Former Maryland Gov. Larry Hogan’s announcement Sunday that he will not run for president even though the Republican Party needs a candidate who isn’t former President Donald Trump came as the kind of people who might have rallied to Hogan were gathering for a summit in Washington.

In a recorded statement played Sunday at the Principles First summit at a downtown hotel — which served as a GOP counterpoint to the Conservative Political Action Conference that cheered Trump at a suburban Maryland resort — Hogan talked about the need to “put partisanship aside” and move beyond “angry divisive politics.” But he did not bring up his decision not to run for president, which he shared that morning in a CBS News interview and a New York Times op-ed.

“To once again be a successful governing party, we must move on from Donald Trump,” Hogan said in a statement. “There are several competent Republican leaders who have the potential to step up and lead. But the stakes are too high for me to risk being part of another multicar pileup that could potentially help Mr. Trump recapture the nomination.”

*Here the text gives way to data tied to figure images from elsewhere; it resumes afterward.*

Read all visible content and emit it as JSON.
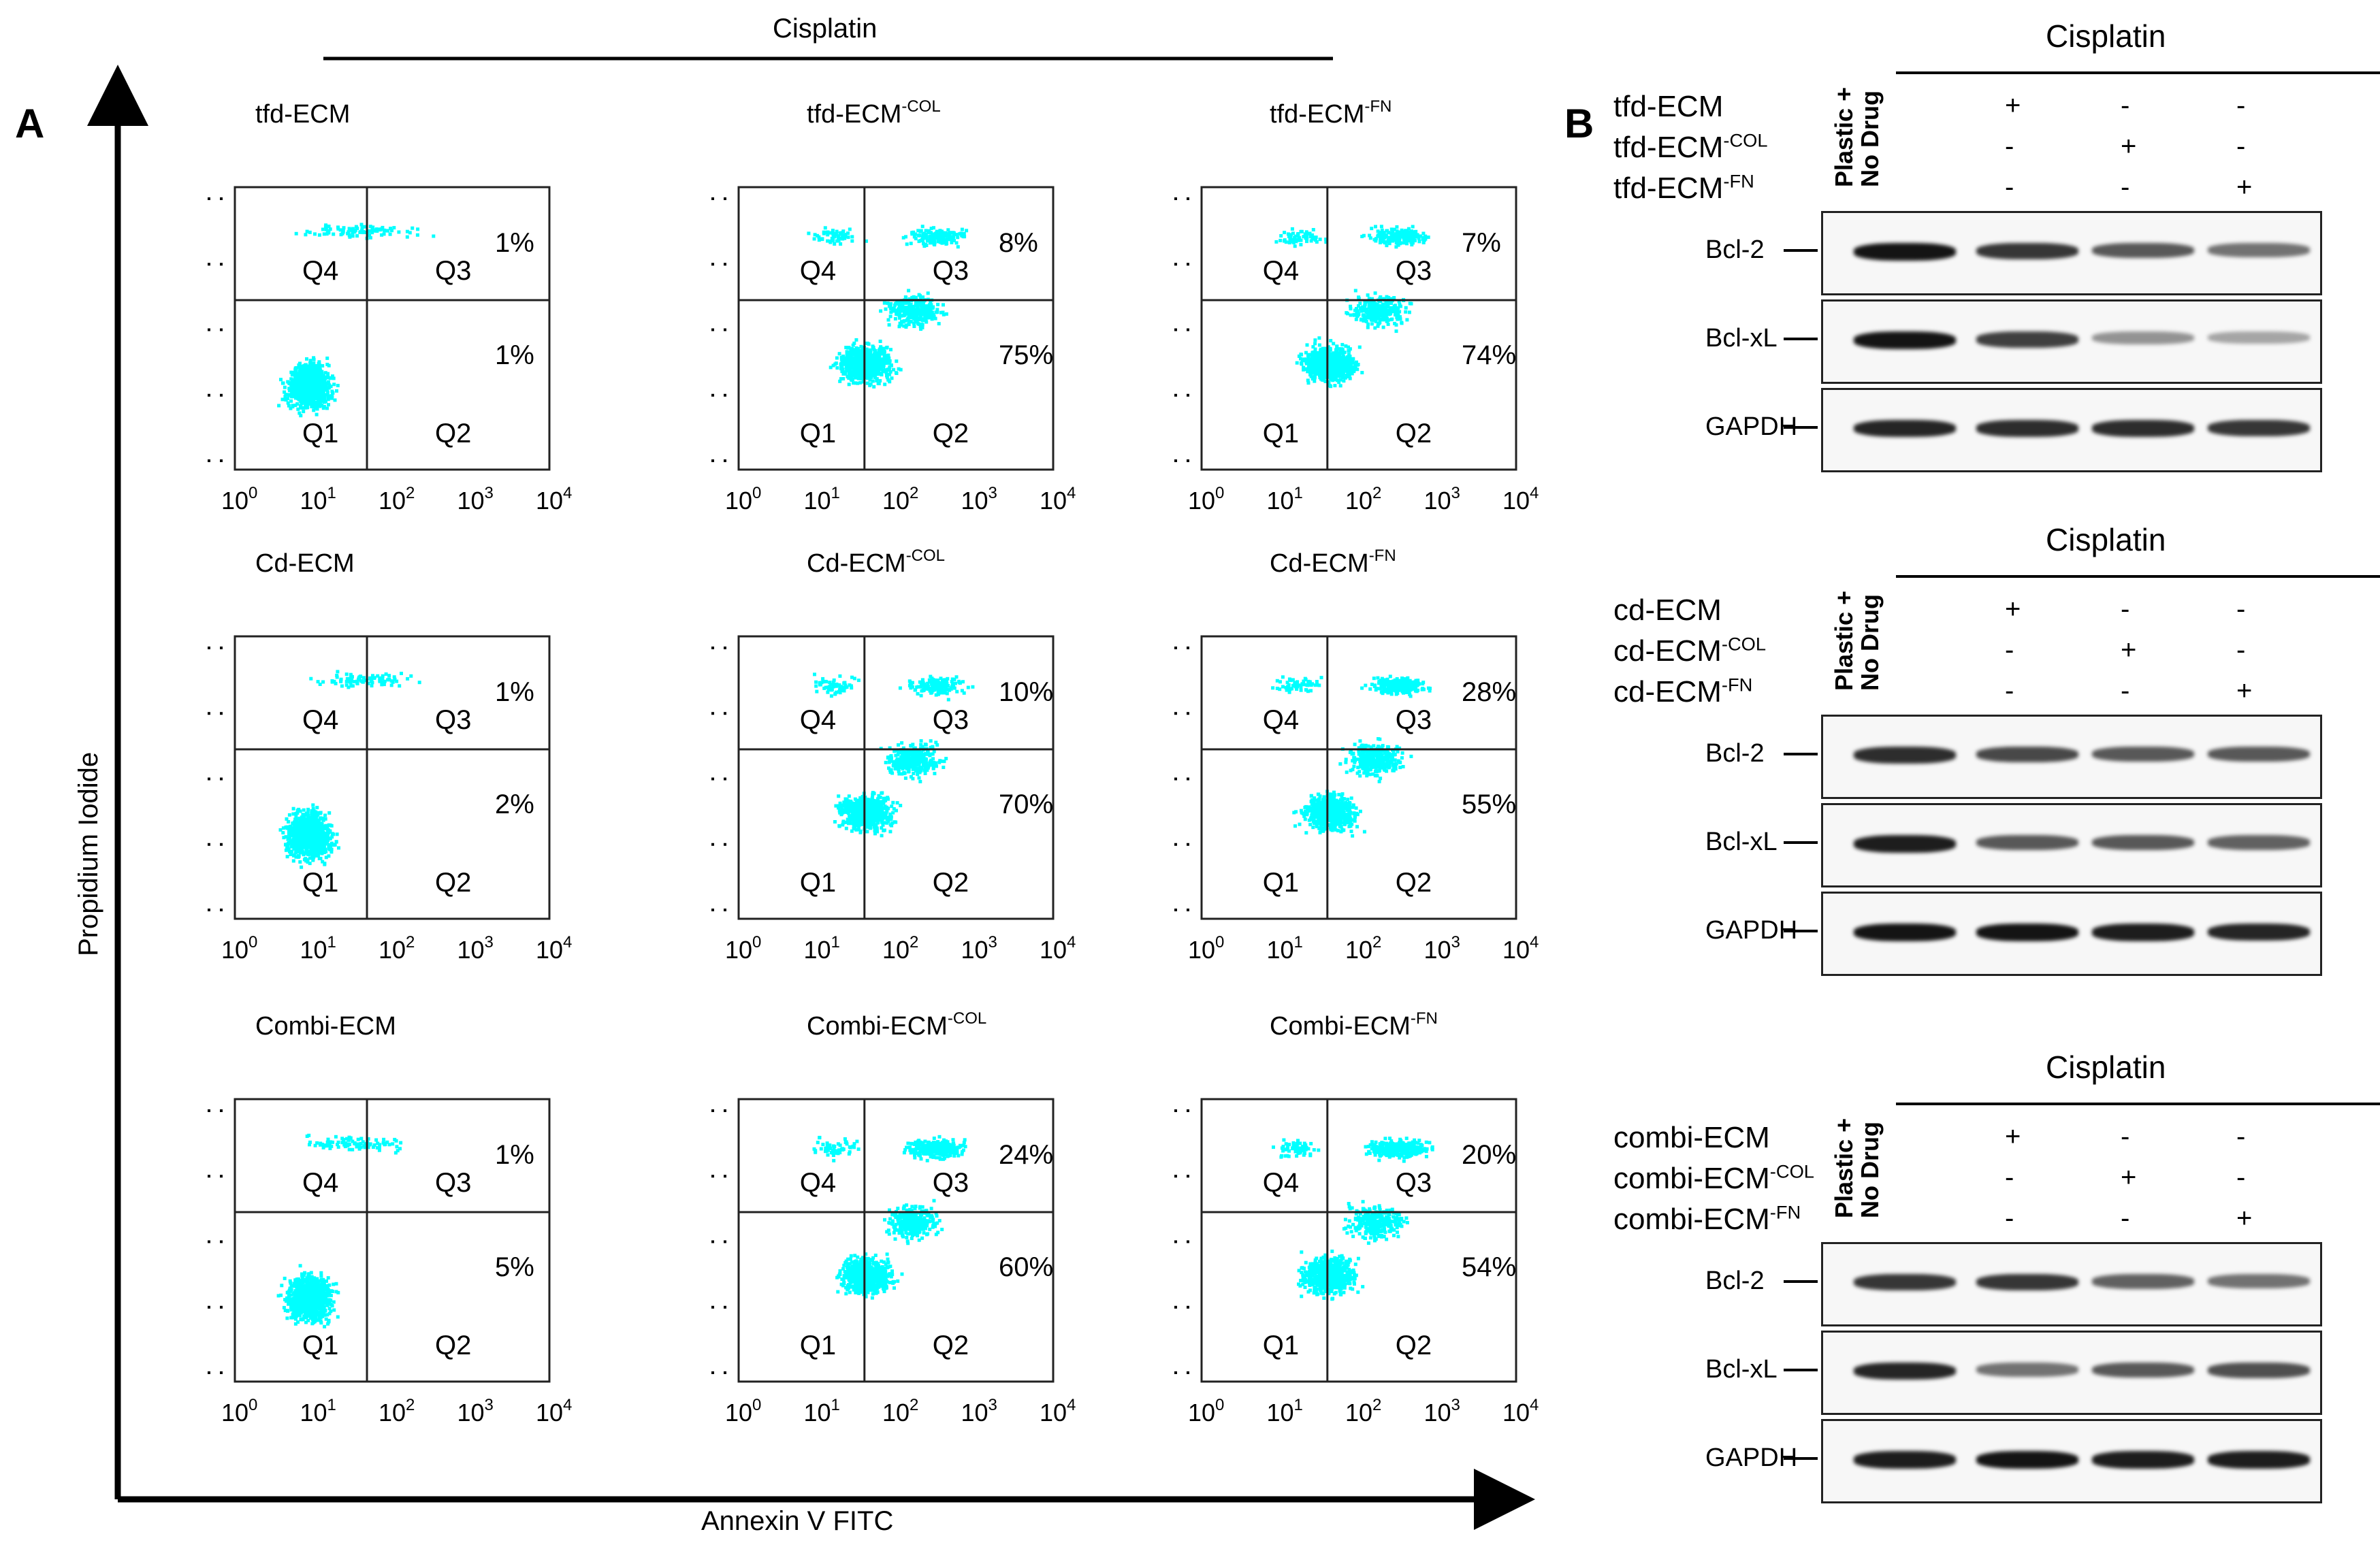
{
  "panel_a": {
    "letter": "A",
    "top_title": "Cisplatin",
    "y_axis_label": "Propidium Iodide",
    "x_axis_label": "Annexin V FITC",
    "quadrant_labels": [
      "Q4",
      "Q3",
      "Q1",
      "Q2"
    ],
    "tick_labels": [
      "10",
      "10",
      "10",
      "10",
      "10"
    ],
    "tick_exponents": [
      "0",
      "1",
      "2",
      "3",
      "4"
    ],
    "point_color": "#00FFFF",
    "plots": [
      {
        "name": "tfd-ECM",
        "sup": "",
        "q3_pct": "1%",
        "q2_pct": "1%"
      },
      {
        "name": "tfd-ECM",
        "sup": "-COL",
        "q3_pct": "8%",
        "q2_pct": "75%"
      },
      {
        "name": "tfd-ECM",
        "sup": "-FN",
        "q3_pct": "7%",
        "q2_pct": "74%"
      },
      {
        "name": "Cd-ECM",
        "sup": "",
        "q3_pct": "1%",
        "q2_pct": "2%"
      },
      {
        "name": "Cd-ECM",
        "sup": "-COL",
        "q3_pct": "10%",
        "q2_pct": "70%"
      },
      {
        "name": "Cd-ECM",
        "sup": "-FN",
        "q3_pct": "28%",
        "q2_pct": "55%"
      },
      {
        "name": "Combi-ECM",
        "sup": "",
        "q3_pct": "1%",
        "q2_pct": "5%"
      },
      {
        "name": "Combi-ECM",
        "sup": "-COL",
        "q3_pct": "24%",
        "q2_pct": "60%"
      },
      {
        "name": "Combi-ECM",
        "sup": "-FN",
        "q3_pct": "20%",
        "q2_pct": "54%"
      }
    ]
  },
  "panel_b": {
    "letter": "B",
    "control_lane_line1": "Plastic +",
    "control_lane_line2": "No Drug",
    "blots": [
      {
        "title": "Cisplatin",
        "conditions": [
          {
            "name": "tfd-ECM",
            "sup": "",
            "signs": [
              "+",
              "-",
              "-"
            ]
          },
          {
            "name": "tfd-ECM",
            "sup": "-COL",
            "signs": [
              "-",
              "+",
              "-"
            ]
          },
          {
            "name": "tfd-ECM",
            "sup": "-FN",
            "signs": [
              "-",
              "-",
              "+"
            ]
          }
        ],
        "proteins": [
          {
            "label": "Bcl-2",
            "intensities": [
              1.0,
              0.8,
              0.6,
              0.45
            ]
          },
          {
            "label": "Bcl-xL",
            "intensities": [
              1.0,
              0.75,
              0.25,
              0.15
            ]
          },
          {
            "label": "GAPDH",
            "intensities": [
              0.9,
              0.85,
              0.85,
              0.8
            ]
          }
        ]
      },
      {
        "title": "Cisplatin",
        "conditions": [
          {
            "name": "cd-ECM",
            "sup": "",
            "signs": [
              "+",
              "-",
              "-"
            ]
          },
          {
            "name": "cd-ECM",
            "sup": "-COL",
            "signs": [
              "-",
              "+",
              "-"
            ]
          },
          {
            "name": "cd-ECM",
            "sup": "-FN",
            "signs": [
              "-",
              "-",
              "+"
            ]
          }
        ],
        "proteins": [
          {
            "label": "Bcl-2",
            "intensities": [
              0.85,
              0.7,
              0.6,
              0.6
            ]
          },
          {
            "label": "Bcl-xL",
            "intensities": [
              0.95,
              0.6,
              0.6,
              0.55
            ]
          },
          {
            "label": "GAPDH",
            "intensities": [
              1.0,
              1.0,
              0.95,
              0.9
            ]
          }
        ]
      },
      {
        "title": "Cisplatin",
        "conditions": [
          {
            "name": "combi-ECM",
            "sup": "",
            "signs": [
              "+",
              "-",
              "-"
            ]
          },
          {
            "name": "combi-ECM",
            "sup": "-COL",
            "signs": [
              "-",
              "+",
              "-"
            ]
          },
          {
            "name": "combi-ECM",
            "sup": "-FN",
            "signs": [
              "-",
              "-",
              "+"
            ]
          }
        ],
        "proteins": [
          {
            "label": "Bcl-2",
            "intensities": [
              0.8,
              0.8,
              0.55,
              0.45
            ]
          },
          {
            "label": "Bcl-xL",
            "intensities": [
              0.9,
              0.45,
              0.6,
              0.65
            ]
          },
          {
            "label": "GAPDH",
            "intensities": [
              0.95,
              1.0,
              0.95,
              0.95
            ]
          }
        ]
      }
    ]
  }
}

Hogan, a Republican who won two terms as governor in a state that also backed Democrat Joe Biden over Trump by 33 percentage points in 2020, has been critical of Trump and aligned himself with the bipartisan congressional Problem Solvers Caucus. In his statement, he said he did not want to put his family through another campaign. 

Heath Mayo, an attorney and founder of Principles First, said Hogan’s decision is “a sign of, probably, Trump’s relative strength” and a belief that splintering the opposition could help Trump ride his fervent base to the nomination again.